Los líderes parlamentarios ponen el acento en la falta de unidad —e incluso los “codazos públicos”, según fuentes parlamentarias— en un viaje de esa envergadura. Ambos presidentes debían tratar de que Turquía cese de una vez los hostigamientos a Grecia y Chipre y respete los derechos humanos a cambio de un paquete de mejoras económicas. La Eurocámara ya cuenta con la mayoría para exigir que los dos presidentes acudan a dar explicaciones sobre este nuevo tropiezo exterior.

“La visita a Ankara de los presidentes Von der Leyen y Michel debería haber sido un mensaje de firmeza y unidad de Europa hacia Turquía, pero ha resultado en un símbolo de desunión”, denuncia el presidente del grupo de los populares europeos, Manfred Weber. “Las relaciones con Turquía son cruciales.
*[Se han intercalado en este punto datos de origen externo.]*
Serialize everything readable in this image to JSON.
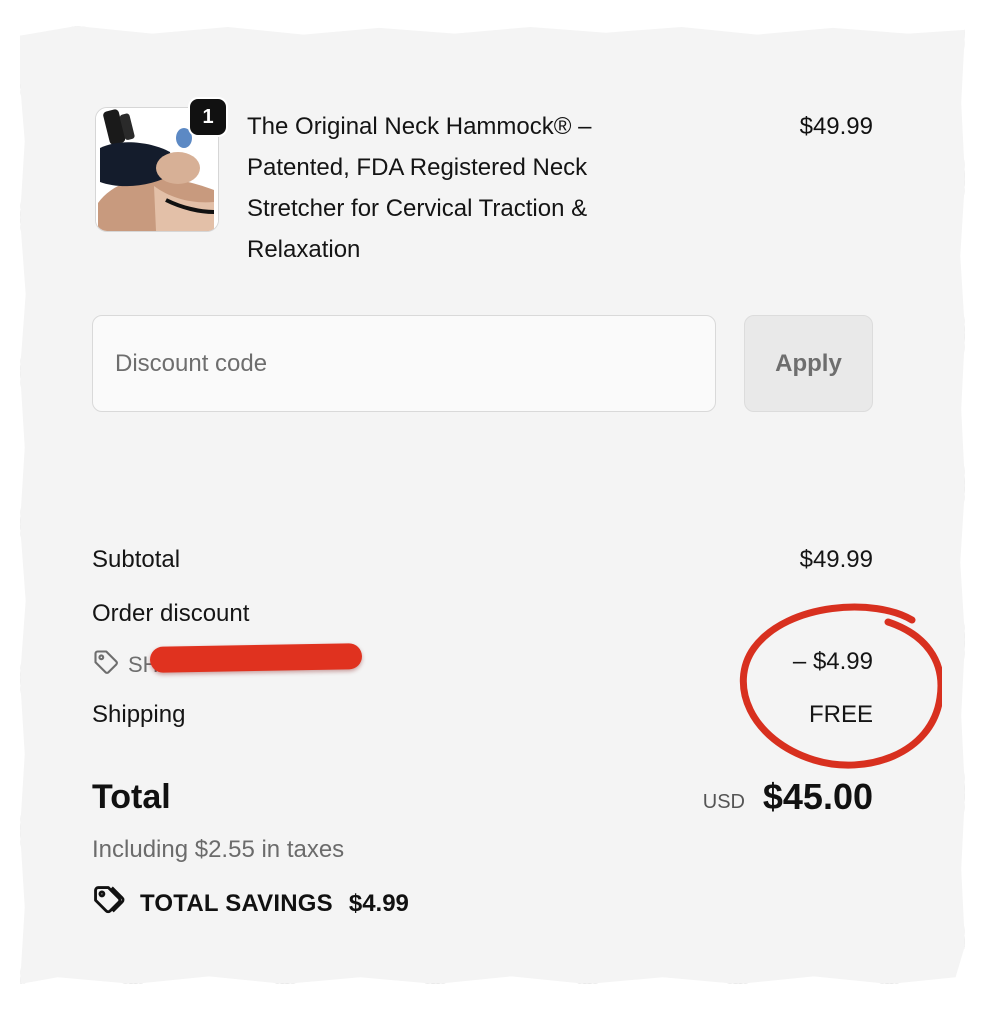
{
  "product": {
    "image_alt": "neck-hammock-product-photo",
    "quantity": "1",
    "title": "The Original Neck Hammock® – Patented, FDA Registered Neck Stretcher for Cervical Traction & Relaxation",
    "price": "$49.99"
  },
  "discount": {
    "placeholder": "Discount code",
    "value": "",
    "apply_label": "Apply"
  },
  "summary": {
    "subtotal_label": "Subtotal",
    "subtotal_value": "$49.99",
    "order_discount_label": "Order discount",
    "discount_code_prefix": "SH",
    "discount_value": "– $4.99",
    "shipping_label": "Shipping",
    "shipping_value": "FREE",
    "total_label": "Total",
    "total_currency": "USD",
    "total_value": "$45.00",
    "tax_note": "Including $2.55 in taxes",
    "savings_label": "TOTAL SAVINGS",
    "savings_value": "$4.99"
  },
  "annotations": {
    "circle_color": "#d8301f",
    "redaction_color": "#e0321f"
  },
  "icons": {
    "discount_tag": "tag-icon",
    "savings_tag": "tags-icon"
  }
}
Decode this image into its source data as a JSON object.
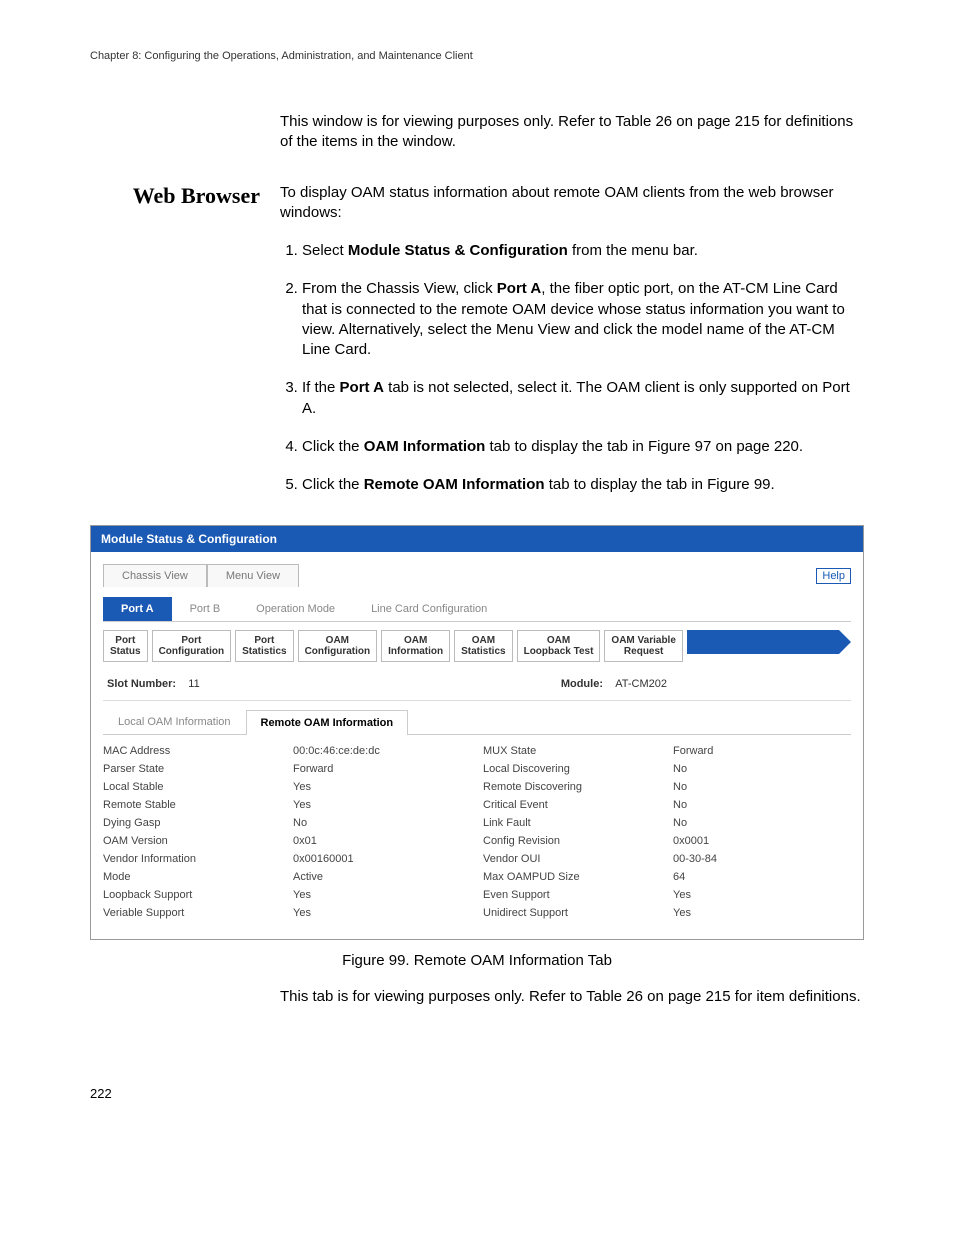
{
  "chapter_header": "Chapter 8: Configuring the Operations, Administration, and Maintenance Client",
  "intro_para": "This window is for viewing purposes only. Refer to Table 26 on page 215 for definitions of the items in the window.",
  "side_heading": "Web Browser",
  "lead_para": "To display OAM status information about remote OAM clients from the web browser windows:",
  "steps": {
    "s1_a": "Select ",
    "s1_b": "Module Status & Configuration",
    "s1_c": " from the menu bar.",
    "s2_a": "From the Chassis View, click ",
    "s2_b": "Port A",
    "s2_c": ", the fiber optic port, on the AT-CM Line Card that is connected to the remote OAM device whose status information you want to view. Alternatively, select the Menu View and click the model name of the AT-CM Line Card.",
    "s3_a": "If the ",
    "s3_b": "Port A",
    "s3_c": " tab is not selected, select it. The OAM client is only supported on Port A.",
    "s4_a": "Click the ",
    "s4_b": "OAM Information",
    "s4_c": " tab to display the tab in Figure 97 on page 220.",
    "s5_a": "Click the ",
    "s5_b": "Remote OAM Information",
    "s5_c": " tab to display the tab in Figure 99."
  },
  "figure": {
    "title_bar": "Module Status & Configuration",
    "view_tabs": [
      "Chassis View",
      "Menu View"
    ],
    "help_label": "Help",
    "port_tabs": [
      "Port A",
      "Port B",
      "Operation Mode",
      "Line Card Configuration"
    ],
    "sub_tabs": [
      "Port\nStatus",
      "Port\nConfiguration",
      "Port\nStatistics",
      "OAM\nConfiguration",
      "OAM\nInformation",
      "OAM\nStatistics",
      "OAM\nLoopback Test",
      "OAM Variable\nRequest"
    ],
    "slot_label": "Slot Number:",
    "slot_value": "11",
    "module_label": "Module:",
    "module_value": "AT-CM202",
    "inner_tabs": [
      "Local OAM Information",
      "Remote OAM Information"
    ],
    "rows": [
      {
        "l1": "MAC Address",
        "v1": "00:0c:46:ce:de:dc",
        "l2": "MUX State",
        "v2": "Forward"
      },
      {
        "l1": "Parser State",
        "v1": "Forward",
        "l2": "Local Discovering",
        "v2": "No"
      },
      {
        "l1": "Local Stable",
        "v1": "Yes",
        "l2": "Remote Discovering",
        "v2": "No"
      },
      {
        "l1": "Remote Stable",
        "v1": "Yes",
        "l2": "Critical Event",
        "v2": "No"
      },
      {
        "l1": "Dying Gasp",
        "v1": "No",
        "l2": "Link Fault",
        "v2": "No"
      },
      {
        "l1": "OAM Version",
        "v1": "0x01",
        "l2": "Config Revision",
        "v2": "0x0001"
      },
      {
        "l1": "Vendor Information",
        "v1": "0x00160001",
        "l2": "Vendor OUI",
        "v2": "00-30-84"
      },
      {
        "l1": "Mode",
        "v1": "Active",
        "l2": "Max OAMPUD Size",
        "v2": "64"
      },
      {
        "l1": "Loopback Support",
        "v1": "Yes",
        "l2": "Even Support",
        "v2": "Yes"
      },
      {
        "l1": "Veriable Support",
        "v1": "Yes",
        "l2": "Unidirect Support",
        "v2": "Yes"
      }
    ]
  },
  "figure_caption": "Figure 99. Remote OAM Information Tab",
  "closing_para": "This tab is for viewing purposes only. Refer to Table 26 on page 215 for item definitions.",
  "page_number": "222"
}
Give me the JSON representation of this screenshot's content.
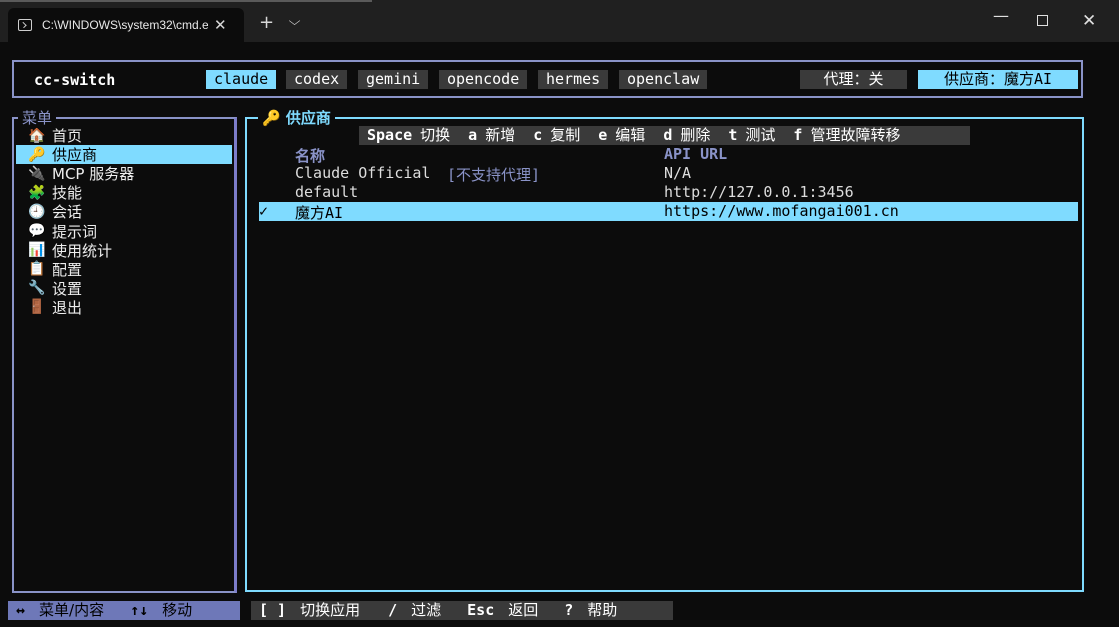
{
  "window": {
    "tab_title": "C:\\WINDOWS\\system32\\cmd.e",
    "close_glyph": "✕",
    "new_tab_glyph": "+",
    "dropdown_glyph": "⌵",
    "minimize_glyph": "—",
    "close_window_glyph": "✕"
  },
  "header": {
    "app_name": "cc-switch",
    "apps": [
      "claude",
      "codex",
      "gemini",
      "opencode",
      "hermes",
      "openclaw"
    ],
    "active_app": "claude",
    "proxy_status": "代理：关",
    "provider_status": "供应商：魔方AI"
  },
  "menu": {
    "title": "菜单",
    "items": [
      {
        "icon": "🏠",
        "icon_name": "home-icon",
        "label": "首页"
      },
      {
        "icon": "🔑",
        "icon_name": "key-icon",
        "label": "供应商"
      },
      {
        "icon": "🔌",
        "icon_name": "plug-icon",
        "label": "MCP 服务器"
      },
      {
        "icon": "🧩",
        "icon_name": "puzzle-icon",
        "label": "技能"
      },
      {
        "icon": "🕘",
        "icon_name": "clock-icon",
        "label": "会话"
      },
      {
        "icon": "💬",
        "icon_name": "speech-bubble-icon",
        "label": "提示词"
      },
      {
        "icon": "📊",
        "icon_name": "bar-chart-icon",
        "label": "使用统计"
      },
      {
        "icon": "📋",
        "icon_name": "clipboard-icon",
        "label": "配置"
      },
      {
        "icon": "🔧",
        "icon_name": "wrench-icon",
        "label": "设置"
      },
      {
        "icon": "🚪",
        "icon_name": "door-icon",
        "label": "退出"
      }
    ],
    "active_index": 1
  },
  "providers": {
    "title_icon": "🔑",
    "title": "供应商",
    "hotkeys": [
      {
        "key": "Space",
        "label": "切换"
      },
      {
        "key": "a",
        "label": "新增"
      },
      {
        "key": "c",
        "label": "复制"
      },
      {
        "key": "e",
        "label": "编辑"
      },
      {
        "key": "d",
        "label": "删除"
      },
      {
        "key": "t",
        "label": "测试"
      },
      {
        "key": "f",
        "label": "管理故障转移"
      }
    ],
    "columns": {
      "name": "名称",
      "url": "API URL"
    },
    "rows": [
      {
        "check": "",
        "name": "Claude Official",
        "tag": "[不支持代理]",
        "url": "N/A"
      },
      {
        "check": "",
        "name": "default",
        "tag": "",
        "url": "http://127.0.0.1:3456"
      },
      {
        "check": "✓",
        "name": "魔方AI",
        "tag": "",
        "url": "https://www.mofangai001.cn"
      }
    ],
    "selected_index": 2
  },
  "footer": {
    "left": [
      {
        "key": "↔",
        "label": "菜单/内容"
      },
      {
        "key": "↑↓",
        "label": "移动"
      }
    ],
    "right": [
      {
        "key": "[ ]",
        "label": "切换应用"
      },
      {
        "key": "/",
        "label": "过滤"
      },
      {
        "key": "Esc",
        "label": "返回"
      },
      {
        "key": "?",
        "label": "帮助"
      }
    ]
  },
  "colors": {
    "highlight": "#7fdbff",
    "border": "#8a93c8",
    "background": "#0c0c0c"
  }
}
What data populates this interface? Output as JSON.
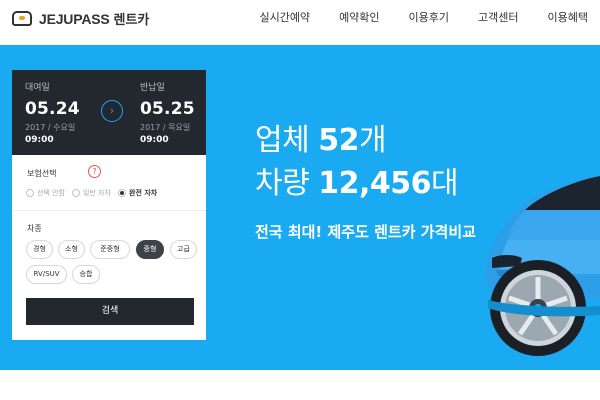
{
  "header": {
    "logo_text": "JEJUPASS",
    "logo_text_ko": "렌트카",
    "nav": [
      "실시간예약",
      "예약확인",
      "이용후기",
      "고객센터",
      "이용혜택"
    ]
  },
  "search_panel": {
    "pickup": {
      "label": "대여일",
      "date": "05.24",
      "sub": "2017 / 수요일",
      "time": "09:00"
    },
    "return": {
      "label": "반납일",
      "date": "05.25",
      "sub": "2017 / 목요일",
      "time": "09:00"
    },
    "arrow": "›",
    "insurance": {
      "title": "보험선택",
      "help": "?",
      "options": [
        {
          "label": "선택 안함",
          "selected": false
        },
        {
          "label": "일반 자차",
          "selected": false
        },
        {
          "label": "완전 자차",
          "selected": true
        }
      ]
    },
    "car_type": {
      "title": "차종",
      "options": [
        {
          "label": "경형",
          "selected": false
        },
        {
          "label": "소형",
          "selected": false
        },
        {
          "label": "준중형",
          "selected": false
        },
        {
          "label": "중형",
          "selected": true
        },
        {
          "label": "고급",
          "selected": false
        },
        {
          "label": "RV/SUV",
          "selected": false
        },
        {
          "label": "승합",
          "selected": false
        }
      ]
    },
    "search_label": "검색"
  },
  "hero": {
    "line1_prefix": "업체 ",
    "line1_value": "52",
    "line1_suffix": "개",
    "line2_prefix": "차량 ",
    "line2_value": "12,456",
    "line2_suffix": "대",
    "subtitle": "전국 최대! 제주도 렌트카 가격비교"
  },
  "colors": {
    "brand_blue": "#1aaaf2",
    "dark_panel": "#23282e",
    "logo_accent": "#f3a21c"
  }
}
Pero también lo son la unidad de la UE y el respeto por los derechos humanos, incluyendo los de las mujeres”, sostiene la jefa de filas de los socialdemócratas, Iratxe García.

Debate en la Eurocámara

Ambos presidentes irán a la Eurocámara, si nada se tuerce, la última semana de este mes para dar cuentas de un incidente cuyo recorrido todavía es una incógnita. “Esa situación mostró que la cooperación entre las dos instituciones no es siempre fácil. Ya pasó con Jean-Claude Juncker y Donald Tusk. Y ahora pasa con Von der Leyen y Michel. No creo que tenga un impacto a largo plazo, pero sí recuerda que hay poderes que tratan de dividir a los 27 miembros y minar la imagen de la UE”, sostiene Eric Maurice, responsable de la oficina de Bruselas de la Fundación Schuman.

En la Eurocámara los focos apuntan a Michel —a quien fuentes diplomáticas critican también por su gestión de las cumbres— por haber callado ante la humillación a la alemana. Camino Mortera-Martínez, investigadora del Centre for European Reform, opina que el incidente es “el síntoma de una enfermedad más grave”, que es el “tipo de liderazgo que tenemos en la UE”. “Una presidencia será tan importante como la persona que esté al frente decida. Puede ser muy buena, irrelevante o mala”, sostiene la analista, que añade: “Dudo de que vaya a dimitir, pero también de que vayan a renovarlo el próximo año”.

Un grupo de 22 diputados, encabezado por el socialista Massimiliano Smeriglio, pidió este sábado por carta la dimisión de Michel. “El hecho más lamentable y doloroso fue su silencio ante una evidente provocación contra la Unión y contra la primera mujer que preside la Comisión”, apunta el documento. Consciente del alto precio que puede tener ahora el traspiés, Michel volvió a disculparse. En una entrevista con Bloomberg afirmó: “Si fuera posible, volvería atrás y arreglaría este incidente”.